Of course there are limitations to this approach. If you wanted to consider, for example, adding a new enum as "backwards compatible", so the file with a new enum is functionally identical to ones without so far as API compatibility is concerned, you would need to generate N different derived artifacts for each additional enum (or maybe N! if you're treating them as a set). But that speaks to the limitation of compressing files down to a single hash - you could do more efficient handling with access to the actual AST, but at the cost of having to have a specialized tool to do the analysis.

[alilleybrinker]

I think the characterization of convergence and divergence is important, and probably something that ought to be explained in some documentation for OmniBOR (maybe the spec, maybe something else).

Really what we'd want to do is:

1. Define "convergence" and "divergence," as you've done here.
2. Explain why OmniBOR goes the route of maximal divergence, which basically comes down to the fact that it's the most general option, and does not require any domain knowledge on the part of the OmniBOR spec.
3. Suggest what to do for folks who then want to layer on some convergence-oriented thinking above OmniBOR.

So basically, OmniBOR sits as a base layer which gives you a small amount of signal that something changed, and allows you to identify, through the Artifact Dependency Graph, what has changed, but it does not tell you 1) how that thing changed, or 2) if that change was important.

I actually think, explained in this way, our "maximal divergence" position becomes a great win, because it leaves open a wide design space for projects to start with OmniBOR checking for that baseline signal of whether anything changed, and can then use the ADG info to evaluate any changes to determine in a convergence fashion if the change is worth caring about.

[jsgf]

OmniBOR goes the route of maximal divergence

I think OmniBOR goes a bit beyond maximal divergence. By embedded the input manifest hashes in the outputs it means that it excludes any other artifact dependency graph from existing. Using input tagging you could re-derive the input manifests themselves to exclude irrelevant information, but the artifacts themselves will be indelibly stamped with the original graph.

So the big up-front question is not what you decide to include in the input manifests, but whether you embed the manifest ids in the output artifacts, or keep them separate and have the manifests also reference the outputs.

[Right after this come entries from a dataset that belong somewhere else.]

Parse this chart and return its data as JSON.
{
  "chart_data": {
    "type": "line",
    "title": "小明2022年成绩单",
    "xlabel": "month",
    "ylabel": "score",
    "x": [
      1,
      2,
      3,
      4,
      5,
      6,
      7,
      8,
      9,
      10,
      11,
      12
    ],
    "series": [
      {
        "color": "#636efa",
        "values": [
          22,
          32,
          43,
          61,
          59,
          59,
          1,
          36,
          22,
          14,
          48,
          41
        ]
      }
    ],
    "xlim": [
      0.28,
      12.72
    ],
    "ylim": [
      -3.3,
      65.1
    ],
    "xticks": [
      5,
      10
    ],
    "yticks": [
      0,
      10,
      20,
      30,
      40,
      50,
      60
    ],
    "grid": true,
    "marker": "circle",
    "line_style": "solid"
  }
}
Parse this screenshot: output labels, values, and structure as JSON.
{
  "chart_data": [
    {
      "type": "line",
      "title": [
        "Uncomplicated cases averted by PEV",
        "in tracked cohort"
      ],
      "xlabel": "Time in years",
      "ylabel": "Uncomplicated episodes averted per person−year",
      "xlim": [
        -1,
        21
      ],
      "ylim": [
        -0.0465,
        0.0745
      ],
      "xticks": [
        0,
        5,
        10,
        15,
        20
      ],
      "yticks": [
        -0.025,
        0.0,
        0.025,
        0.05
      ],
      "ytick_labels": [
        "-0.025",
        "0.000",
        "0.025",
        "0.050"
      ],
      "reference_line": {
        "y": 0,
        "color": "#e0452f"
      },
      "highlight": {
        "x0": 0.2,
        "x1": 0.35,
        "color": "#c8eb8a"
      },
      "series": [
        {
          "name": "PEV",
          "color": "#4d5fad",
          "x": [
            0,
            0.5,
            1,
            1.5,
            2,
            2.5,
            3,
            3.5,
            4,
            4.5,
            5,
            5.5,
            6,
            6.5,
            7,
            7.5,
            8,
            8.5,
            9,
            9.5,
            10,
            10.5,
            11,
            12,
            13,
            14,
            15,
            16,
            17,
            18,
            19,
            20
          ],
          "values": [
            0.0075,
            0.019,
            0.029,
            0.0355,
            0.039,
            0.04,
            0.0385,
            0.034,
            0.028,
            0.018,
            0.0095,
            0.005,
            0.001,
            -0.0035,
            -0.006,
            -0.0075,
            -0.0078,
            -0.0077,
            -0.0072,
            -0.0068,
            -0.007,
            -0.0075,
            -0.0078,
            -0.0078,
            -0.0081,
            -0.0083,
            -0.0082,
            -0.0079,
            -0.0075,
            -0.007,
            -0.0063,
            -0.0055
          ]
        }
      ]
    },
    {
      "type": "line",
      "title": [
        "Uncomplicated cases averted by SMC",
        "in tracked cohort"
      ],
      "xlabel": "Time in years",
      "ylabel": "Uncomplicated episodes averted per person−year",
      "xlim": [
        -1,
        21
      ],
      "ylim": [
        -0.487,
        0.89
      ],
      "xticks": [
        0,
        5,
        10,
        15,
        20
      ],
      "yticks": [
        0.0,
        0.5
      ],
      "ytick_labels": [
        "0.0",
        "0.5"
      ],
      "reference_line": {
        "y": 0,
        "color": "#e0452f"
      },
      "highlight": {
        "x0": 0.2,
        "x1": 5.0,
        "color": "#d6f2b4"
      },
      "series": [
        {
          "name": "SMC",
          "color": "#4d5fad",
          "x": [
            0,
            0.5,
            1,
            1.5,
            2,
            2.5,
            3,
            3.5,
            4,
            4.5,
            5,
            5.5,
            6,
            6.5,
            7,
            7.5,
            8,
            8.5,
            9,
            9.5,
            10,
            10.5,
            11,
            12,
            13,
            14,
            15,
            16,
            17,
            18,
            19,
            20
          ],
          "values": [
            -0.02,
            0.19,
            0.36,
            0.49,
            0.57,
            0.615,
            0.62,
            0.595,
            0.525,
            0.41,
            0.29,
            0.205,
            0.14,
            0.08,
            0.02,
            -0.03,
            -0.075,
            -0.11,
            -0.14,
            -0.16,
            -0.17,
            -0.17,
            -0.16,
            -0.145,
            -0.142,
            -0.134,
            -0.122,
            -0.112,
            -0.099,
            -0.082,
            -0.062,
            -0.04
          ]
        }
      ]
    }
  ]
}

This also implies a model where the manifests are themselves first-class objects which can be the inputs and outputs of "actions".

[RobMarion]

Are convergent/divergent canonical terms when applied to hashing? I understand how they are being used in this context but I'm wondering if there is a better way to put it. I can see a case for making some changes in a build non-relevant as part of a build. Isn't the point to say that component x is in build y?